Prepayment Penalties Help Risky Borrowers

The thing that probably bothers me most about “consumer protection” in the financial area is the obsession with banning products, or characteristics, that sound bad, but that are actually beneficial to consumers.  An example of such is the prepayment penalty.

Basically a prepayment penalty is a fee the borrower pays if they pay off their mortgage early.  The usual reaction from “consumer advocates” is “that’s horrible” – why should someone have to pay in order to re-finance or get out of their mortgage.  Or that the prepayment penalty would make it difficult for the borrower to take advantage of lower rates or an improvement in their credit. 

A new NBER working paper lays out the case of why prepayment penalties are actually good for the riskiest (worse credit) borrowers.  The paper also explains why we are more likely to see prepayment penalties in the subprime market than in the prime.  The logic of the paper is that prepayment penalties help to ensure that  “pools of mortgages do not become disproportionately composed only with the riskiest borrowers over time.”

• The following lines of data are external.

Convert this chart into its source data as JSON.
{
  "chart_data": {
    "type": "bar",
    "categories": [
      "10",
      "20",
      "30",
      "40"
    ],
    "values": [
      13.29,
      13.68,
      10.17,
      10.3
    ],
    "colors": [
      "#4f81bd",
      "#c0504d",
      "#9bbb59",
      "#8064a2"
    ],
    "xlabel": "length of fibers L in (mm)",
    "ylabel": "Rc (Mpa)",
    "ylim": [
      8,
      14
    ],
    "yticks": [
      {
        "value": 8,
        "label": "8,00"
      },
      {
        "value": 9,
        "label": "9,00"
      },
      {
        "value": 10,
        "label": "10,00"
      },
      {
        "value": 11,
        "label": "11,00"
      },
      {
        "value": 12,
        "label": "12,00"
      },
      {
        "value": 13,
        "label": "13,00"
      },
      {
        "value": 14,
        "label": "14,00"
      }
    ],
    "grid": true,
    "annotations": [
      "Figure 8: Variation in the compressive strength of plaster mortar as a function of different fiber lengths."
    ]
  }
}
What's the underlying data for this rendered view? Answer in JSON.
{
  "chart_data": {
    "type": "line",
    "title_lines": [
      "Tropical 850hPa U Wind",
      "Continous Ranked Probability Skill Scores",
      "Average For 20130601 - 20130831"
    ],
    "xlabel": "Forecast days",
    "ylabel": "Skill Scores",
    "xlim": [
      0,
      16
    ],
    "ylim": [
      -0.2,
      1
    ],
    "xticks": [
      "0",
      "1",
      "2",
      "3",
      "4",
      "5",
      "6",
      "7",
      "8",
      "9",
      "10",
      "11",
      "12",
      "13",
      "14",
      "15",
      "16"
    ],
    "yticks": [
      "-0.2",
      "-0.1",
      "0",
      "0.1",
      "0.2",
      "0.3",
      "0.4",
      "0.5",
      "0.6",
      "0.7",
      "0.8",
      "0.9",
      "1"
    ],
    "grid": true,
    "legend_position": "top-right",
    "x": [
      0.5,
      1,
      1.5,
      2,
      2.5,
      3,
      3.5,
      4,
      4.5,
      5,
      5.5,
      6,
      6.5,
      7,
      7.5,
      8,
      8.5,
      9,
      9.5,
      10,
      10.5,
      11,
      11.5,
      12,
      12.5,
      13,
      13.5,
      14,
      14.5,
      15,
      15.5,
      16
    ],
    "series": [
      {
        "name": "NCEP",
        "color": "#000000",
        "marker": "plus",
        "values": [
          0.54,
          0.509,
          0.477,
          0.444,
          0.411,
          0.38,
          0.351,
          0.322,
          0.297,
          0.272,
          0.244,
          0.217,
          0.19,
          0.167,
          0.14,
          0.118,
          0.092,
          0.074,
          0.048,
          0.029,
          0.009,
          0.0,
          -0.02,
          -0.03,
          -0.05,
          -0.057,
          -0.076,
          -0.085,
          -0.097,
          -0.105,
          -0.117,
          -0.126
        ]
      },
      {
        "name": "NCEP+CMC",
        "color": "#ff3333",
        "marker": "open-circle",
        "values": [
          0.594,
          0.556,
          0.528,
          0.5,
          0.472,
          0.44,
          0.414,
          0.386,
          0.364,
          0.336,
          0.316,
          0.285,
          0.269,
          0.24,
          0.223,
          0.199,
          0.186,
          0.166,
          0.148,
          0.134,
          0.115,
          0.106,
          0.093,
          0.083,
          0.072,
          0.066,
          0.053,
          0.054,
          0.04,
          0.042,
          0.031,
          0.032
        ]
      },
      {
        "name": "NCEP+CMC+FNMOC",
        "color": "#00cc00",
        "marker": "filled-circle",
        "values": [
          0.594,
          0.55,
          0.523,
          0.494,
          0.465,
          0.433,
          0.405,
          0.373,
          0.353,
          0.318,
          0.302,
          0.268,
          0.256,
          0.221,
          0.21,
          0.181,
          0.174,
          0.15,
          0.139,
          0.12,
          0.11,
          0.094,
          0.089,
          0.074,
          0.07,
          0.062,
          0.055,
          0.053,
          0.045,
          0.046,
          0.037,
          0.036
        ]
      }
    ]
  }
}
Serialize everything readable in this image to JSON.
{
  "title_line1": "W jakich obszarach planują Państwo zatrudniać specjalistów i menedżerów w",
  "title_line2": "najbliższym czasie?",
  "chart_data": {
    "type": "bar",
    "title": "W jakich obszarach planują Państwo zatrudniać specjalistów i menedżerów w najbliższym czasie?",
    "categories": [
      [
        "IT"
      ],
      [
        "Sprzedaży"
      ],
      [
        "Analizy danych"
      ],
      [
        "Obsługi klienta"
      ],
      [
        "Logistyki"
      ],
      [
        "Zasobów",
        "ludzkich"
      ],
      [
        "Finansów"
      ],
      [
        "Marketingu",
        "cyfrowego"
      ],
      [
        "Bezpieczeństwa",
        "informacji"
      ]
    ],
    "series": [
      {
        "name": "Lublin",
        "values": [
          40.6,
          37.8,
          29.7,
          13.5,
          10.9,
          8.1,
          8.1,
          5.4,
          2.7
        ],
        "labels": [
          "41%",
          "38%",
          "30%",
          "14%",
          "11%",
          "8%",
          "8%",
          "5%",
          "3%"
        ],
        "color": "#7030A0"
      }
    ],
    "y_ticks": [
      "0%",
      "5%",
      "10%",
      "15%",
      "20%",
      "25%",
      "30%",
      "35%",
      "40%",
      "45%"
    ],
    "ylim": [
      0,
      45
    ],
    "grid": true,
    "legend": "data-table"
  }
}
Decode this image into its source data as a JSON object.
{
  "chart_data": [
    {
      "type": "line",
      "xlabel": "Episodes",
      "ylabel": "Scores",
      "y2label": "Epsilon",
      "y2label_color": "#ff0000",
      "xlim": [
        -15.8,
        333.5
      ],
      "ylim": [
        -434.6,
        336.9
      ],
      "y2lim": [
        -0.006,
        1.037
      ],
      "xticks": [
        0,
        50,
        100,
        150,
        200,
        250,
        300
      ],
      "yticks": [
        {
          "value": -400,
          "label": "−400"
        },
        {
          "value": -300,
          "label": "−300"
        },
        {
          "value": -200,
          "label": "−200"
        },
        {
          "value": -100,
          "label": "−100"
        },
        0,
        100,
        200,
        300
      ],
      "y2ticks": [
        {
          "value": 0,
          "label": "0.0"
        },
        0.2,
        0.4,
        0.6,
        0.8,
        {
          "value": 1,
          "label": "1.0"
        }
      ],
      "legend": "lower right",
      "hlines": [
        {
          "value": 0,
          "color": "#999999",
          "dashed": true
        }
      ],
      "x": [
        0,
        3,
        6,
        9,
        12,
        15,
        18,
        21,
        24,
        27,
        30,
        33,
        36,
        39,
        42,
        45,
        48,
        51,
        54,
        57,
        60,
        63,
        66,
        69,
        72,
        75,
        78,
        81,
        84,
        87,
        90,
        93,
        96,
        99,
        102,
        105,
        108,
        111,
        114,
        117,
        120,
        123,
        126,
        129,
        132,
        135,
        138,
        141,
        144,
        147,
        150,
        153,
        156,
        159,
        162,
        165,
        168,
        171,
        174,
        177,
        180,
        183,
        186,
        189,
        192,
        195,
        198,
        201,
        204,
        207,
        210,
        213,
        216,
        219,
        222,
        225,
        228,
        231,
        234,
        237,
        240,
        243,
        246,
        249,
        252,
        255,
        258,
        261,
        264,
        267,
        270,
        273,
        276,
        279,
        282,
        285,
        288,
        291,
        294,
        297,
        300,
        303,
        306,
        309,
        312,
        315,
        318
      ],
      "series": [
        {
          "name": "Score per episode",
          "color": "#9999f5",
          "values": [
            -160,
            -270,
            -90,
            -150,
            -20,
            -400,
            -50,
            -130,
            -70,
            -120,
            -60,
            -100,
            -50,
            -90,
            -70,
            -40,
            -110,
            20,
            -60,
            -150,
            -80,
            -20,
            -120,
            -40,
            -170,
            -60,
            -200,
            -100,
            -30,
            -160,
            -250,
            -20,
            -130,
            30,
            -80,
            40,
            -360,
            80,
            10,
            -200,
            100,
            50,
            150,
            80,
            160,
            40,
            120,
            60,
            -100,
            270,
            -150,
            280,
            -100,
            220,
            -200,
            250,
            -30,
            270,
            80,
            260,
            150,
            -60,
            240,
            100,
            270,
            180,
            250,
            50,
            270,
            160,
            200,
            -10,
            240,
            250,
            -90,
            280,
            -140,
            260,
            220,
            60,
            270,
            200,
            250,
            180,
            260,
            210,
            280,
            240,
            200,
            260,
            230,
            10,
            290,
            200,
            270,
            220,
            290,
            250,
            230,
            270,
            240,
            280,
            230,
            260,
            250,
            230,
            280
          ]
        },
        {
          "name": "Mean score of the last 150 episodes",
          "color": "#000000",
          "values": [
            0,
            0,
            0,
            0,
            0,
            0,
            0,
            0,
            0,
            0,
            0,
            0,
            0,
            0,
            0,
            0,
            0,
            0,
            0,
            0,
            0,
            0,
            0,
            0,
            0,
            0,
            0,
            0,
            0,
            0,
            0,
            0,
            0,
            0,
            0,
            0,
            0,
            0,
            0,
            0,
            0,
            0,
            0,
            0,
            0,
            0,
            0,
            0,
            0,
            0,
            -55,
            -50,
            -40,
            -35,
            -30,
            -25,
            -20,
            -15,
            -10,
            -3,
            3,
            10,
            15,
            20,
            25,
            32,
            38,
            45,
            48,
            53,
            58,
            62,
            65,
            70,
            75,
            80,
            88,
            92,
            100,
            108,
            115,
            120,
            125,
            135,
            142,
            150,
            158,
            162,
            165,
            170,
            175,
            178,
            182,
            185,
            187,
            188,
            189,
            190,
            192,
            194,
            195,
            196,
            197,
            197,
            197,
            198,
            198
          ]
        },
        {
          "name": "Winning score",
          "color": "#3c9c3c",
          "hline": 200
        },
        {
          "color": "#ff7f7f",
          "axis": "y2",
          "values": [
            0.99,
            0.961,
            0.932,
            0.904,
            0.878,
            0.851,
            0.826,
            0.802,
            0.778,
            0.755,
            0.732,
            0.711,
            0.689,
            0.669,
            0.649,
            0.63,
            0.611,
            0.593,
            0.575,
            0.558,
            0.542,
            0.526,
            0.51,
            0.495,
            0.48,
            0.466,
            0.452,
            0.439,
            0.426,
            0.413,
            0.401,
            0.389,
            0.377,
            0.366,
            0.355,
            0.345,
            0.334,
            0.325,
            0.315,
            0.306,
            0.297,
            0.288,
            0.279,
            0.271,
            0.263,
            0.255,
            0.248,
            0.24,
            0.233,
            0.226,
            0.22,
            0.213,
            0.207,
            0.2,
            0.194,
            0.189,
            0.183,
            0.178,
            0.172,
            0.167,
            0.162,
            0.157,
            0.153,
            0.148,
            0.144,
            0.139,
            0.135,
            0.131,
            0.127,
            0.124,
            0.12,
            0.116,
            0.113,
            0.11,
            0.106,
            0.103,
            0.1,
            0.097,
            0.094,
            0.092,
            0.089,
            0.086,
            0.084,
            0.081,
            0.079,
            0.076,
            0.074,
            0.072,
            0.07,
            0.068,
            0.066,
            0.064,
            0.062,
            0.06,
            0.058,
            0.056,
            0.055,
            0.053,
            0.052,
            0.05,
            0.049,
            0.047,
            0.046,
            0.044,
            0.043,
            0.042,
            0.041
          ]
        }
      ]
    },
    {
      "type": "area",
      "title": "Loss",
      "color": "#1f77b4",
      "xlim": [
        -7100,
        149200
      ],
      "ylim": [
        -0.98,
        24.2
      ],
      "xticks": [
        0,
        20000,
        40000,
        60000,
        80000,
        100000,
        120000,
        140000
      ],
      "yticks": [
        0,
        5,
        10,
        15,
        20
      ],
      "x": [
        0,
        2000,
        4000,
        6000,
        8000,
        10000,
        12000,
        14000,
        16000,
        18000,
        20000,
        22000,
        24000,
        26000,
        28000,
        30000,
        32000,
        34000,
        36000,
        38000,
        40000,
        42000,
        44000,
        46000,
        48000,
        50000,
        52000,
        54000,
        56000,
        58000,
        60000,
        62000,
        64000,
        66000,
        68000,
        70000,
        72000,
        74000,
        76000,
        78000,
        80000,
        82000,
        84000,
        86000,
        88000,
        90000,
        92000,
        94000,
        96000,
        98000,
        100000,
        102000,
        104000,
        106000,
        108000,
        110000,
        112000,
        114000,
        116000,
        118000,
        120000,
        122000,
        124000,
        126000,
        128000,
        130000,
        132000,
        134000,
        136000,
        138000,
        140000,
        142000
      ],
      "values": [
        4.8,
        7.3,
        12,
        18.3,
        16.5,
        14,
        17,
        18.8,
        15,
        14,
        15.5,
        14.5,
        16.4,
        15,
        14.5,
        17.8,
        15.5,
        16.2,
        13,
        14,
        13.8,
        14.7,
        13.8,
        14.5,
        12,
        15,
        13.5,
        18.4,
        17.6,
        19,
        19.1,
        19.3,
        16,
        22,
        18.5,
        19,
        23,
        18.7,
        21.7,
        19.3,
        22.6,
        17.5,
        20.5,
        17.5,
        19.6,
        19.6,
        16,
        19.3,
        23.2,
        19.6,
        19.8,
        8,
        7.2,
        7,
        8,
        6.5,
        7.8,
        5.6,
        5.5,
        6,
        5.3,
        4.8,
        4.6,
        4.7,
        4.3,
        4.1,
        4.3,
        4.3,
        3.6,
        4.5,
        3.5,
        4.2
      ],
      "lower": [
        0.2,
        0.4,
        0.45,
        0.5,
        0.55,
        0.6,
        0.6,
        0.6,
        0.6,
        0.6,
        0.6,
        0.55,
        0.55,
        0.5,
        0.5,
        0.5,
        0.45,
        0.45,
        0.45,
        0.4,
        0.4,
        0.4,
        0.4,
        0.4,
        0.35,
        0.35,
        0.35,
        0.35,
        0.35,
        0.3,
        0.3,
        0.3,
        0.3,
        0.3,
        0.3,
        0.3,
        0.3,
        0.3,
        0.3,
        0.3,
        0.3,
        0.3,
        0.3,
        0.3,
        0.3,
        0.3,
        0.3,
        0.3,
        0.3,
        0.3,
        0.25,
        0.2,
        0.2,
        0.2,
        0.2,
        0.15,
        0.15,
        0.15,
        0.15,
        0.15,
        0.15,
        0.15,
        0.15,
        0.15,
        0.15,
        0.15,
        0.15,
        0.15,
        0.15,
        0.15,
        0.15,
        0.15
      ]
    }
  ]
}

With any given pool of subprime borrowers, some of those borrowers will see their credit quality improve over time.  Maybe they establish a good payment history.  When the pool is initially priced, which will determine the interest rate charged, that pricing is based upon the average risk of the pool.  If however, borrowers can leave the pool as their credit improves, then the average credit quality of the pool will decline.  Investors know this.  So, in the absence of prepayment penalties, the average interest charged will have to be substantially higher.  Essentially the prepayment penalties results in a cross-subsidy from subprime borrowers whose credit improves to those borrowers whose credit does not improve. 

Recognizing this logic also explains why we don’t often see prepayments in prime mortgages:  prime borrowers are already close to the best credit, so there’s less chance of their credit improving and less room overall for improvement.  Of course, there’s nothing stopping the borrower from waiting for their credit to improve before getting a mortgage.